Niagara Gazette

May 8, 2014

Area theaters take a step back to 1937 with "Of Mice and Men" and "You Can't Take It With You"

Niagara Gazette

Niagara Gazette — It’s 1937 all over again on area stages. “You Can’t Take It with You” and “Of Mice & Men,” Broadway contemporaries 77 years ago, both opened Friday, separated by content and a continent, unified in their depiction of loyalty in desperate times.

“OF MICE & MEN” – Woodbox Theater at the NAAC, Pine & Portage, meets the challenge of John Steinbeck’s grim, enlightening mini-saga. Two drifters, George small and canny, Lenny huge and simple, wander into a California ranch to find the ways and means of independence.

Sami Grawe efficiently directs Chris Best and Tim Kordela, Best playing down his own years to capture George’s conflicted sense of duty in his rolling eyes, Kordela splendid as the helpless man-child, obsessively twisting at his shirt-tail. He makes you laugh, and feel guilty for it.

Support comes from Bob Priest as maimed old Candy and his last-legs dog; Peter-Mark Raphael singularly sinister as Curly (ironic, in view of his hairstyle); Drew Krause as the savvy mule-skinner Slim; Paul Everett as the sullenly segregated Crooks; Savanna Easton as the voluptuous vamp; ex-ump Sam Granieri, with the task of making the final call on the dog and peppy young John Macomber.

The dog, Arrow, Priest’s own, scores a bullseye.

The set is spare and often effective, the cast eager and sincere.

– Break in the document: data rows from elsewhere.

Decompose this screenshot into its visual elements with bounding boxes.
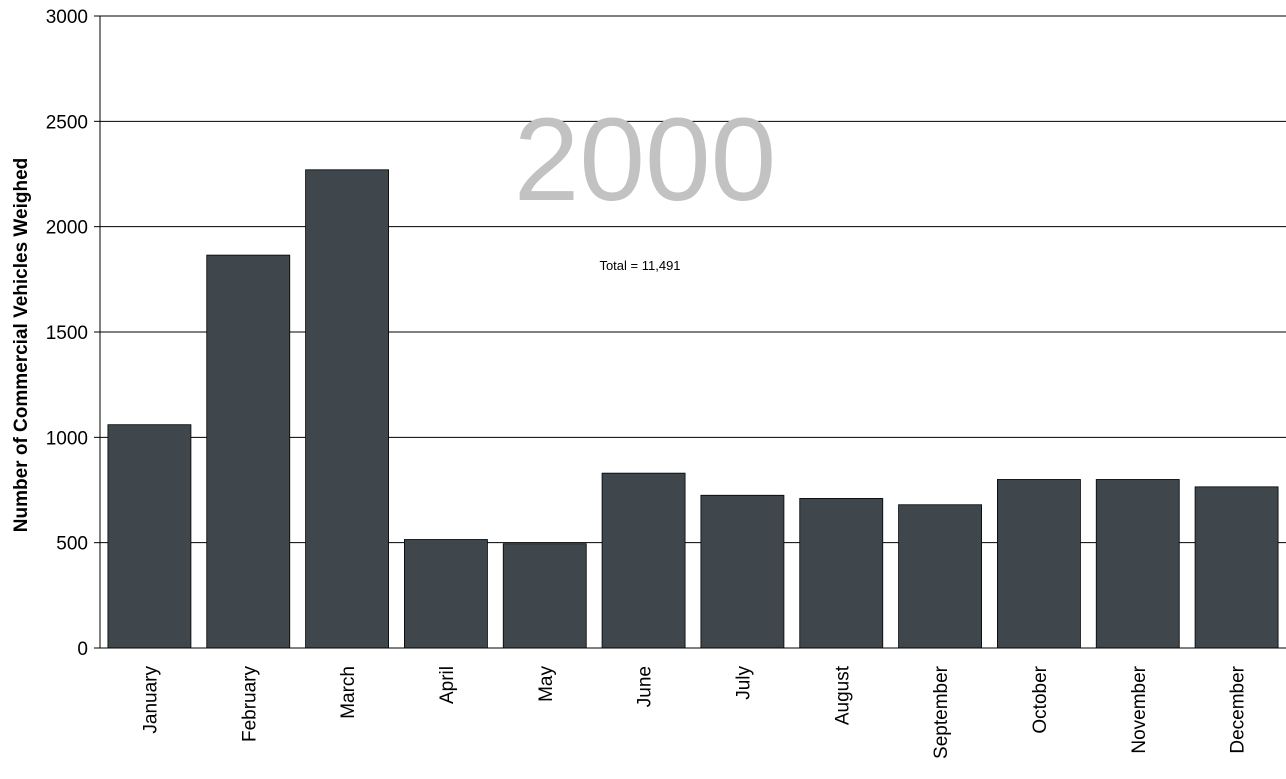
x-tick-label: November [1129, 665, 1150, 753]
y-tick-label: 2000 [46, 218, 88, 239]
grid-layer [100, 15, 1286, 544]
bar-november [1095, 479, 1180, 649]
bar-february [206, 254, 291, 649]
bar-july [700, 494, 785, 649]
x-tick-label: April [437, 666, 458, 704]
x-tick-label: June [635, 666, 656, 707]
bar-june [601, 472, 686, 649]
x-tick-label: July [733, 666, 754, 700]
y-tick-label: 1500 [46, 323, 88, 344]
x-tick-label: January [140, 666, 161, 734]
x-tick-labels: January February March April May June July Augu… [140, 665, 1248, 759]
chart-title: 2000 [514, 94, 777, 226]
bar-april [404, 539, 488, 649]
bar-october [997, 479, 1081, 649]
x-tick-label: September [931, 665, 952, 759]
bar-september [898, 504, 982, 649]
y-axis-title: Number of Commercial Vehicles Weighed [11, 158, 32, 532]
y-tick-label: 2500 [46, 112, 88, 133]
y-tick-label: 3000 [46, 7, 88, 28]
bar-may [502, 543, 587, 649]
bar-january [107, 424, 192, 649]
bars-layer [107, 169, 1279, 649]
y-tick-labels: 0 500 1000 1500 2000 2500 3000 [46, 7, 88, 660]
bar-december [1194, 486, 1279, 649]
x-tick-label: August [832, 665, 853, 725]
y-tick-label: 0 [77, 639, 88, 660]
bar-march [305, 169, 389, 649]
y-tick-label: 500 [56, 534, 88, 555]
x-tick-label: March [338, 666, 359, 719]
x-tick-label: October [1030, 665, 1051, 733]
bar-august [799, 498, 884, 649]
total-annotation: Total = 11,491 [599, 258, 680, 273]
x-tick-label: May [536, 666, 557, 702]
axis-layer [94, 15, 1286, 649]
x-tick-label: December [1228, 665, 1249, 753]
y-tick-label: 1000 [46, 428, 88, 449]
x-tick-label: February [239, 666, 260, 743]
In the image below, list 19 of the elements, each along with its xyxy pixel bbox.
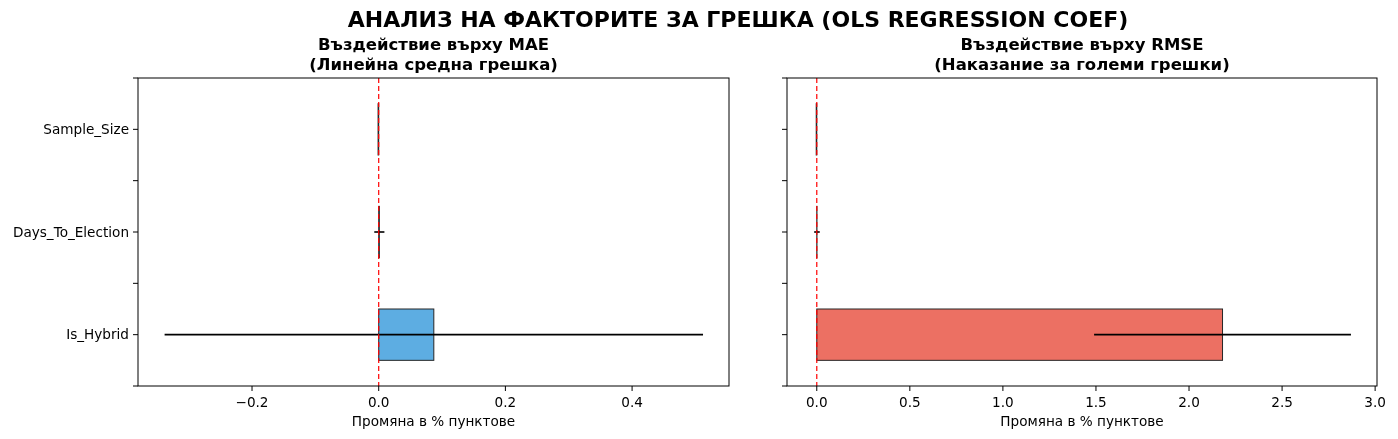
chart-title: АНАЛИЗ НА ФАКТОРИТЕ ЗА ГРЕШКА (OLS REGRESSION COEF) xyxy=(347,7,1129,32)
x-tick-label: 0.2 xyxy=(494,394,517,410)
x-axis-title: Промяна в % пунктове xyxy=(351,413,516,429)
x-tick-label: 0.0 xyxy=(367,394,390,410)
chart-subtitle: Въздействие върху MAE (Линейна средна грешка) xyxy=(309,35,558,74)
x-tick-label: 0.4 xyxy=(621,394,643,410)
x-tick-label: −0.2 xyxy=(235,394,269,410)
x-tick-label: 1.5 xyxy=(1085,394,1107,410)
x-axis-title: Промяна в % пунктове xyxy=(1000,413,1164,429)
y-tick-label: Is_Hybrid xyxy=(66,326,129,343)
y-tick-label: Days_To_Election xyxy=(12,223,129,240)
x-tick-label: 0.5 xyxy=(899,394,921,410)
x-tick-label: 3.0 xyxy=(1364,394,1386,410)
x-tick-label: 2.0 xyxy=(1178,394,1200,410)
x-tick-label: 0.0 xyxy=(805,394,828,410)
chart-subtitle: Въздействие върху RMSE (Наказание за големи грешки) xyxy=(934,35,1230,74)
x-tick-label: 1.0 xyxy=(992,394,1014,410)
x-tick-label: 2.5 xyxy=(1271,394,1293,410)
y-tick-label: Sample_Size xyxy=(43,120,129,137)
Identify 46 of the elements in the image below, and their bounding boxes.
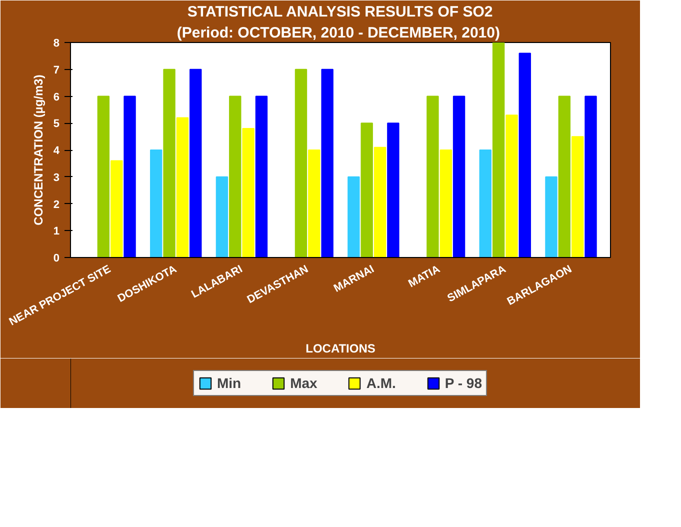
legend-label: P - 98 [444,375,482,391]
bar [321,68,334,258]
bar [216,176,228,258]
bar [229,96,242,258]
bar [110,160,123,258]
bar [452,96,466,258]
y-tick-label: 4 [53,145,60,157]
bar [545,176,558,258]
bar [387,122,400,258]
y-tick-label: 8 [53,38,60,50]
bar [492,42,505,258]
bar [518,52,531,258]
y-tick-label: 5 [53,118,60,130]
bar [426,96,439,258]
bar [190,68,202,258]
legend-label: A.M. [366,375,396,391]
legend-label: Max [290,375,318,391]
x-axis-title: LOCATIONS [306,342,376,356]
y-axis-title: CONCENTRATION (µg/m3) [31,74,46,226]
bar [360,122,373,258]
bar [150,150,162,258]
y-tick-label: 3 [53,172,60,184]
chart-subtitle: (Period: OCTOBER, 2010 - DECEMBER, 2010) [176,24,500,42]
legend-label: Min [216,375,242,391]
y-tick-label: 2 [53,198,60,211]
bar [374,146,386,258]
bar [176,117,189,258]
bar [242,128,254,258]
bar [348,176,360,258]
bar [440,150,452,258]
bar [308,150,320,258]
bar [571,136,584,258]
bar [584,96,597,258]
chart-title: STATISTICAL ANALYSIS RESULTS OF SO2 [187,4,493,20]
y-tick-label: 0 [53,252,60,264]
y-tick-label: 1 [53,226,60,238]
bar [97,96,110,258]
bar [124,96,136,258]
bar [479,150,492,258]
bar [506,114,518,258]
y-tick-label: 7 [53,64,60,76]
y-tick-label: 6 [53,91,60,104]
bar [294,68,308,258]
bar [558,96,570,258]
bar [163,68,176,258]
bar [255,96,268,258]
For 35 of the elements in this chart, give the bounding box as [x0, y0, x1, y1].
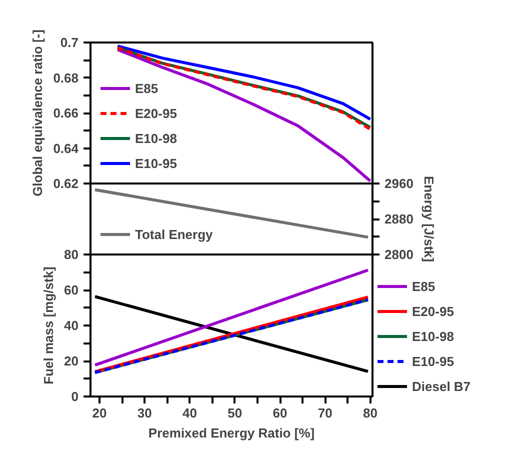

Slim says, “You don’t need no smarts to be a nice guy,” and you don’t need an Equity card to bring “Mice & Men” to life.

“YOU CAN’T TAKE IT WITH YOU” – On a set that redefines “garage-sale chic,” Niagara Regional Guild stages this sprawling comedy as a farce fresh out of finishing school. Few doors slam but the motion is perpetual, even when Alice Sycamore (Sarah Stroka, a dreamboat in blue) intersects the trajectory of dart-throwing Grandpa Vanderhof (Chuck Slisz, faithfully genial).

Whereas George and Lenny sweat for their stake, Grandpa distributes his, having shoved his 9-to-5 and opened his digs to a menagerie ranging from alcoholic actress to part-time pryotechnician.

Andrea Letcher glows as the attention-challenged Penny, percolating from one endeavor to another – playwright, novelist, artist, game-show hostess. Penny never painted a portrait as vivid as the reality Letcher gives to this airily sensual optimist. “Everybody got sex?” she flightily inquires. No, but we’ll take a number and wait our turn.

Among others who bring it with them: Cassandra Grizanti as the clumsy, confectioner Essie, Diane Serra and Tom Slaiman making the politically incorrect servants’ roles their own and Steve Jakiel as the master of extreme, full-contact ballet. Every part fits. Director Gary Gaffney cast no small actors.

Grim, inevitable “Mice & Men” takes Mothers Day off. “Can’t Take” seems just the ticket. Each runs through May 18, plenty of time to take in two talented takes on the way it was.

Doug Smith, age 2 when both debuted, has reviewed local theater since 1968.